I asked if that was how it was all day long. She nodded her head and said: “Depuis trois ans que je suis là, Monsieur, voilà ce que je subis, moi” [For the past three years that I have been with the company, that’s what I have been living through, Sir]. I asked if my predecessor was aware of her working conditions, she merely chuckled: “Est-ce que le blanc-là savait même que j’existais? Il s’en foutait!” [Did the white man even know I existed. He couldn’t care less!]
I went back to my office profoundly troubled by what I had just seen. It certainly wasn’t fair for anyone to be allowed to work in such conditions in a company that prided itself as the ideal place to work in. I called my finance manager and the chief of personnel to my office and asked how many offices were air-conditioned and was told that it was only my office. I had noticed that in every office, there were only fans either standing on the floor at a corner, or rumbling from the ceiling and barely sending air around.
I asked how many offices there were that needed air-conditioning and was told six. I asked if they had included the warehouse where that woman worked. They exchanged surprise looks and asked if it was necessary to air-condition a room that was used for finished products. I said it was and asked them if they ever thought the person working in that office was also as entitled to a decent work environment as everyone else. I received no answer; not that I expected any, anyway.

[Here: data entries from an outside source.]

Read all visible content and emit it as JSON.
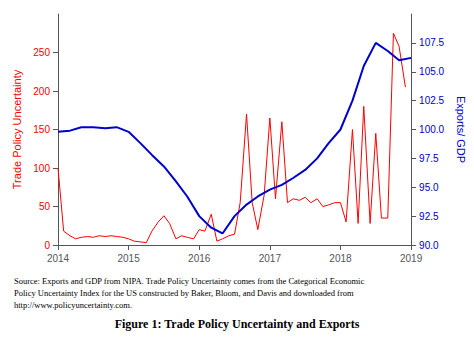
{
  "chart_data": {
    "type": "line",
    "title": "Figure 1: Trade Policy Uncertainty and Exports",
    "annotations": [
      "Source: Exports and GDP from NIPA. Trade Policy Uncertainty comes from the Categorical Economic\nPolicy Uncertainty Index for the US constructed by Baker, Bloom, and Davis and downloaded from\nhttp://www.policyuncertainty.com."
    ],
    "ylabel": "Trade Policy Uncertainty",
    "y2label": "Exports/ GDP",
    "xlim": [
      2014,
      2019
    ],
    "xticks": [
      2014,
      2015,
      2016,
      2017,
      2018,
      2019
    ],
    "ylim": [
      0,
      300
    ],
    "yticks": [
      0,
      50,
      100,
      150,
      200,
      250
    ],
    "y2lim": [
      90,
      110
    ],
    "y2ticks": [
      {
        "value": 90,
        "label": "90.0"
      },
      92.5,
      {
        "value": 95,
        "label": "95.0"
      },
      97.5,
      {
        "value": 100,
        "label": "100.0"
      },
      102.5,
      {
        "value": 105,
        "label": "105.0"
      },
      107.5
    ],
    "grid": false,
    "series": [
      {
        "color": "#ff0000",
        "x": [
          2014.0,
          2014.08,
          2014.17,
          2014.25,
          2014.33,
          2014.42,
          2014.5,
          2014.58,
          2014.67,
          2014.75,
          2014.83,
          2014.92,
          2015.0,
          2015.08,
          2015.17,
          2015.25,
          2015.33,
          2015.42,
          2015.5,
          2015.58,
          2015.67,
          2015.75,
          2015.83,
          2015.92,
          2016.0,
          2016.08,
          2016.17,
          2016.25,
          2016.33,
          2016.42,
          2016.5,
          2016.58,
          2016.67,
          2016.75,
          2016.83,
          2016.92,
          2017.0,
          2017.08,
          2017.17,
          2017.25,
          2017.33,
          2017.42,
          2017.5,
          2017.58,
          2017.67,
          2017.75,
          2017.83,
          2017.92,
          2018.0,
          2018.08,
          2018.17,
          2018.25,
          2018.33,
          2018.42,
          2018.5,
          2018.58,
          2018.67,
          2018.75,
          2018.83,
          2018.92
        ],
        "values": [
          100,
          18,
          12,
          8,
          10,
          11,
          10,
          12,
          11,
          12,
          11,
          10,
          8,
          5,
          4,
          3,
          18,
          30,
          38,
          28,
          8,
          12,
          10,
          8,
          20,
          18,
          40,
          5,
          8,
          12,
          14,
          55,
          170,
          55,
          20,
          65,
          165,
          60,
          160,
          55,
          60,
          58,
          62,
          55,
          60,
          50,
          52,
          55,
          55,
          30,
          150,
          28,
          180,
          28,
          145,
          35,
          35,
          275,
          258,
          205
        ]
      },
      {
        "color": "#0000cc",
        "axis": "y2",
        "x": [
          2014.0,
          2014.17,
          2014.33,
          2014.5,
          2014.67,
          2014.83,
          2015.0,
          2015.17,
          2015.33,
          2015.5,
          2015.67,
          2015.83,
          2016.0,
          2016.17,
          2016.33,
          2016.5,
          2016.67,
          2016.83,
          2017.0,
          2017.17,
          2017.33,
          2017.5,
          2017.67,
          2017.83,
          2018.0,
          2018.17,
          2018.33,
          2018.5,
          2018.67,
          2018.83,
          2019.0
        ],
        "values": [
          99.8,
          99.9,
          100.2,
          100.2,
          100.1,
          100.2,
          99.8,
          98.8,
          97.8,
          96.8,
          95.5,
          94.2,
          92.5,
          91.5,
          91.0,
          92.5,
          93.5,
          94.2,
          94.8,
          95.2,
          95.8,
          96.5,
          97.5,
          98.8,
          100.0,
          102.5,
          105.5,
          107.5,
          106.8,
          106.0,
          106.2
        ]
      }
    ]
  }
}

I then remembered a company that sold air-conditioners from where my previous employer had bought some for our offices. I was involved in the negotiations that led to that purchase and the owner of that structure knew me. I went to him and told him I had left my previous employer and that I needed seven air-conditioners for my new company. He was happy that I had come to him and gave us a really good deal. His company would install the air-conditioners and ensure after-sales maintenance for a period of three years. His technicians would come over and assess the needs of each office and all should be up and running within a maximum of six days. The deal was struck and soon all my employees were working in well air-conditioned offices, including the woman in the finished product warehouse. To show me how greatly she appreciated what I had done for her, she brought me some cookies the next day and would not take no for an answer. She insisted that if I didn’t want to eat them myself, she was sure my kids would love them, and she was right.
Had I not been wandering around from time to time to meet my employees where they worked, I would not have known in what conditions they were working. I couldn’t, of course, solve all their problems, especially individual ones, but I tried to take care of the major ones that involved the welfare of all employees, within the limits of the means at my disposal.
The moral of this story: if you want to make a profit, which is what every business is all about, don’t focus your attention solely on the bottom line (profit), important though it no doubt is. Rather, pay close attention to the welfare of the people who bring in the money and, for the most part, they would rise to the occasion.